Евгений Водолазкин - Авиатор
Сева со мной одного возраста, но в наших отношениях почему-то считается младшим. Есть, конечно, люди, которых подчиненное положение не обижает, они к нему стремятся и принимают как естественное свое место в жизни. Не таков Сева – он от подчиненного положения страдает, но другого занять не может.
Вот, Сева, например, труслив. Ну, не труслив – нехорошо так говорить, – несмел. Боится незнакомых, силуэтов в окне, пчел, лягушек, ужей. Я говорю ему, что ужи не ядовиты, беру ужа пальцами чуть пониже головы и хочу передать Севе, но кузен мой сразу бледнеет, и губы его дрожат. Мне становится жаль Севу. Я выпускаю ужа, и тот уползает по дорожке.
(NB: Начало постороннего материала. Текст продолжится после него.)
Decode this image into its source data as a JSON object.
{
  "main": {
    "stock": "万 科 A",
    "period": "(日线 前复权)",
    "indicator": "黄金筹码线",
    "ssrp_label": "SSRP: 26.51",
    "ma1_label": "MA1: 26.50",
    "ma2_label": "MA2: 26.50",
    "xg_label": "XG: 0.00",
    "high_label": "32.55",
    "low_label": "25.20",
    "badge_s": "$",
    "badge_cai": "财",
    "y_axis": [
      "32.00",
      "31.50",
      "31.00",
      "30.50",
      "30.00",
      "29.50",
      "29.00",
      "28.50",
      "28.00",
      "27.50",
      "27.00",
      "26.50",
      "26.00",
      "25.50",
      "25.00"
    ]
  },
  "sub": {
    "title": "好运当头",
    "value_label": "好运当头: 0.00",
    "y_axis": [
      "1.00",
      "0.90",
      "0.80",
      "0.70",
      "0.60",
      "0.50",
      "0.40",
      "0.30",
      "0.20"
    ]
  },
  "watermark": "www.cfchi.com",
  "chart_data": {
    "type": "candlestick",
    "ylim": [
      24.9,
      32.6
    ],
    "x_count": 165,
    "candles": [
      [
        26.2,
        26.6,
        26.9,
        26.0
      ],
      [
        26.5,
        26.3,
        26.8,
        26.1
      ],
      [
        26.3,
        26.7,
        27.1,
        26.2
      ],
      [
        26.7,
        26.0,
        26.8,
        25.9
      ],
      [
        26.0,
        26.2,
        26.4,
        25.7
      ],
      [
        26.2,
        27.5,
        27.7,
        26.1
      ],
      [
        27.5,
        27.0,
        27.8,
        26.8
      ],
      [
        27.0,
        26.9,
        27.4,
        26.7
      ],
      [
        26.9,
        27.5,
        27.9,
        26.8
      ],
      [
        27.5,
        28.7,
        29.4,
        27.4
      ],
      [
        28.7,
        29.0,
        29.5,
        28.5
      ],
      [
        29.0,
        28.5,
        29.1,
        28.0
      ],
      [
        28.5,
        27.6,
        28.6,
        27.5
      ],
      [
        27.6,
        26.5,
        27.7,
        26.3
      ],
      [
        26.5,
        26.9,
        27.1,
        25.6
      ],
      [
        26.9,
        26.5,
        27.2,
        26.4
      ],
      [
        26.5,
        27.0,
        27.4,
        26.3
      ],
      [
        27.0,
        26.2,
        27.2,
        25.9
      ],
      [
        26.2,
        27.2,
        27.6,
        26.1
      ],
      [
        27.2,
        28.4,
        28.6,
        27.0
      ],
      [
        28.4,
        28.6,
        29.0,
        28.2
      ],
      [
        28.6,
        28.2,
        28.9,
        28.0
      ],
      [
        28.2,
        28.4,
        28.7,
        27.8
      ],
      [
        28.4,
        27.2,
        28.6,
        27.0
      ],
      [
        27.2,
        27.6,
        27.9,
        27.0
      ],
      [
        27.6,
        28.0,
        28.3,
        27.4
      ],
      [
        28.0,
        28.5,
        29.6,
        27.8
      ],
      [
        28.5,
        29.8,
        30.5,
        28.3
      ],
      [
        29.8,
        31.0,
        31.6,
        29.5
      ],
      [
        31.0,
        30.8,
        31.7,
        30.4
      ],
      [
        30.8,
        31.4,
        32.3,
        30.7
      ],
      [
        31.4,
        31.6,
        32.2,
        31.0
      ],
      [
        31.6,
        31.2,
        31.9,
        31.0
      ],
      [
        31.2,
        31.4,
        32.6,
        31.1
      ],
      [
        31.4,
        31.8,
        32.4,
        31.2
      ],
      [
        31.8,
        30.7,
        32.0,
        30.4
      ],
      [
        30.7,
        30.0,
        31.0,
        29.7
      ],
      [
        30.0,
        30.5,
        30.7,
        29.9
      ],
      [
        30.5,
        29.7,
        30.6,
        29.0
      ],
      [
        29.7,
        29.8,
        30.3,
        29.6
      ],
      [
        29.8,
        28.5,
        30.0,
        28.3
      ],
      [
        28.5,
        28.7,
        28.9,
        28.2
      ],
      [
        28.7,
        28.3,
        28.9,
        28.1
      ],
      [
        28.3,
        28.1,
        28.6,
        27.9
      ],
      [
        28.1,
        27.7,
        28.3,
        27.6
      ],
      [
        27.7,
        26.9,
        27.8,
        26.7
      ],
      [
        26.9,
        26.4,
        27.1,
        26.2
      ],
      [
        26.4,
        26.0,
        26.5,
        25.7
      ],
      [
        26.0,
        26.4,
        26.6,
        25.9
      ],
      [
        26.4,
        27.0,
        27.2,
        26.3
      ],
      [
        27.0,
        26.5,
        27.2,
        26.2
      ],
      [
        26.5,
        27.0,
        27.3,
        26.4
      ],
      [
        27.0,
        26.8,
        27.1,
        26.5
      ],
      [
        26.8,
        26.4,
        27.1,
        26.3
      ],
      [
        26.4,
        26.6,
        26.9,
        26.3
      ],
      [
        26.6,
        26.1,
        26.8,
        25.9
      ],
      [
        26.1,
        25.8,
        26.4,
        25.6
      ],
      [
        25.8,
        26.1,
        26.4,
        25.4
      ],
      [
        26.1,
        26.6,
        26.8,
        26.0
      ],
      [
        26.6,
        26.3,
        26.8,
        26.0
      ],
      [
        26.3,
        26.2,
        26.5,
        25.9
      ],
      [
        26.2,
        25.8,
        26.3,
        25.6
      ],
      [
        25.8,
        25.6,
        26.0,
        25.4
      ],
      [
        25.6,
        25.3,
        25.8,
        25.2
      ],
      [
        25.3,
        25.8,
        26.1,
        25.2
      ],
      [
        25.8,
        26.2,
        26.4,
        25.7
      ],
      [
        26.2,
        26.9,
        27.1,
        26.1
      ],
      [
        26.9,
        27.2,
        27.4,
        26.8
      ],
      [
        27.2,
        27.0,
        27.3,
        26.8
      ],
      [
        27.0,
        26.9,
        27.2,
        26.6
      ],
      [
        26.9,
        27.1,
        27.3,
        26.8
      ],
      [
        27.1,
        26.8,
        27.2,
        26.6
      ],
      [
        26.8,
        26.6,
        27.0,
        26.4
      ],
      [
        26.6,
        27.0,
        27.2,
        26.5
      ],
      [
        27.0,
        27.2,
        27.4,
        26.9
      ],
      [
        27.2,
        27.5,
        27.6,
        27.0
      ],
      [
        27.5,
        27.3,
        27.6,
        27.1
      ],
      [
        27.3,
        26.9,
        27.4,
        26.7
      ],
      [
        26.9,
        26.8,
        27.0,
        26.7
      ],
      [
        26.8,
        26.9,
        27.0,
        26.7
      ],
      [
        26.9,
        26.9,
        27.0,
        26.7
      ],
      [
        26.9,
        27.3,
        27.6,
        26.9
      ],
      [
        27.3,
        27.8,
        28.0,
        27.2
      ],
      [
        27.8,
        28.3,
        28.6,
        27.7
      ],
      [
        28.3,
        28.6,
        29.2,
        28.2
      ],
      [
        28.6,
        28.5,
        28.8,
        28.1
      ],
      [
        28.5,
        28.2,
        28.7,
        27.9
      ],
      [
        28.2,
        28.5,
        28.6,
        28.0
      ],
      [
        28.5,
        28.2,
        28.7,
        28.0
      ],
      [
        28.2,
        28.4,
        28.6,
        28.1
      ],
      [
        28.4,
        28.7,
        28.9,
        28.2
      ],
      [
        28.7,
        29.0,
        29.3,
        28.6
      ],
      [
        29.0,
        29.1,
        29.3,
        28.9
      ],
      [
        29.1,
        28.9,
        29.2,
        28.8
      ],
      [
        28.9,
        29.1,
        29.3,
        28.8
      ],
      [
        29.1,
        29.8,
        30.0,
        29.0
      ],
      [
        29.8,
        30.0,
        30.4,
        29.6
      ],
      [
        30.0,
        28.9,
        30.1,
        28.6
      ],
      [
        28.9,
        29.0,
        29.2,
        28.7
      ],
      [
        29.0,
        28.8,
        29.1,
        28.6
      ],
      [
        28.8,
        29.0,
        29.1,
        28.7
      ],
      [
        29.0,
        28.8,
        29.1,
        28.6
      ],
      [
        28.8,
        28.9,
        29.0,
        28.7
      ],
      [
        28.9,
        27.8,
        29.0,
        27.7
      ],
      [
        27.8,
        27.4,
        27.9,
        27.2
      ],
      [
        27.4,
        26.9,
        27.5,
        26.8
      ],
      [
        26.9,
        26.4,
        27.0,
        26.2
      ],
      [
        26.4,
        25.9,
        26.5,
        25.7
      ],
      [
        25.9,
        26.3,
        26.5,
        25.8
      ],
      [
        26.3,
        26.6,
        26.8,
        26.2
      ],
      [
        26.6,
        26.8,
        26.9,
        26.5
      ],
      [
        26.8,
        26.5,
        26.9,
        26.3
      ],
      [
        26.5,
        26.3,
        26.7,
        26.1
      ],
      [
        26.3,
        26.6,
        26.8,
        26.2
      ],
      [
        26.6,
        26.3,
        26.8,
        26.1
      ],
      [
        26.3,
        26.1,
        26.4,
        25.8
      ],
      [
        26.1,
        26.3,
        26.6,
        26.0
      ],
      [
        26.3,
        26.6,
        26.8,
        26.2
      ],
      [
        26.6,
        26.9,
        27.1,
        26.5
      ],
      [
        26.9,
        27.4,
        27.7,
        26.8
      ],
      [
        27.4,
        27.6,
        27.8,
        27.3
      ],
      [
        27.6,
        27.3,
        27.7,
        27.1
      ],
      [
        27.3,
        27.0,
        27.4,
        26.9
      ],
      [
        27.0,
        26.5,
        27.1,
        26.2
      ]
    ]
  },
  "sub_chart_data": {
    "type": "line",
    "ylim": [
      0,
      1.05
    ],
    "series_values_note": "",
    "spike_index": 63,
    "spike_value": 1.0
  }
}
Вечером у меня в палате сидел Гейгер. Он прочитал мои догадки насчет него и Валентины. Заверил меня, что эта запись замечательна по своей искренности. Он, Гейгер, всячески добивается полной открытости моего подсознания и просит не стесняться в выражении мыслей и чувств. Так-то. Уходя, сказал:
– Мои отношения с Валентиной не могут помешать вашим с ней отношениям.
Его отношения…
ЧетвергНесколько дней пролежал не поднимаясь. Слабость невероятная. Не было сил писать. А сегодня в моем бедном мозгу всплыла такая фраза: “Вы не завершили построение формы, рано переходить к свето-теневой моделировке”.
Значит, я все-таки был художником? Но тогда об этом должна помнить не одна лишь голова (она очевидным образом не помнит), но и рука. Так ведь и рука тоже не помнит. Пытался что-то нарисовать – не получается.
Фраза зацепилась за какой-то крючок в сознании и раскачивалась на нем весь день. Вы не завершили построение формы… Видимо, не завершил. Значит, не художник, в лучшем случае – жизнеописатель. Что имел в виду Гейгер, называя меня так?
И что он имел в виду, говоря об их с Валентиной отношениях?
ПятницаГейгер сообщил мне, что сейчас “Оредежь” мужского рода. И без мягкого знака.
– Что, – спрашиваю, – река пол сменила?
– Сейчас не то что реки – люди пол меняют. Но вы пишите как прежде – так, по-моему, красивее.
Сегодня он показал мне компьютер. Дорогая, видимо, игрушка. Нажмешь на одну кнопку – загорается маленький экран. Нажмешь на другую – высвечиваются фотографии. Как в “волшебном фонаре”.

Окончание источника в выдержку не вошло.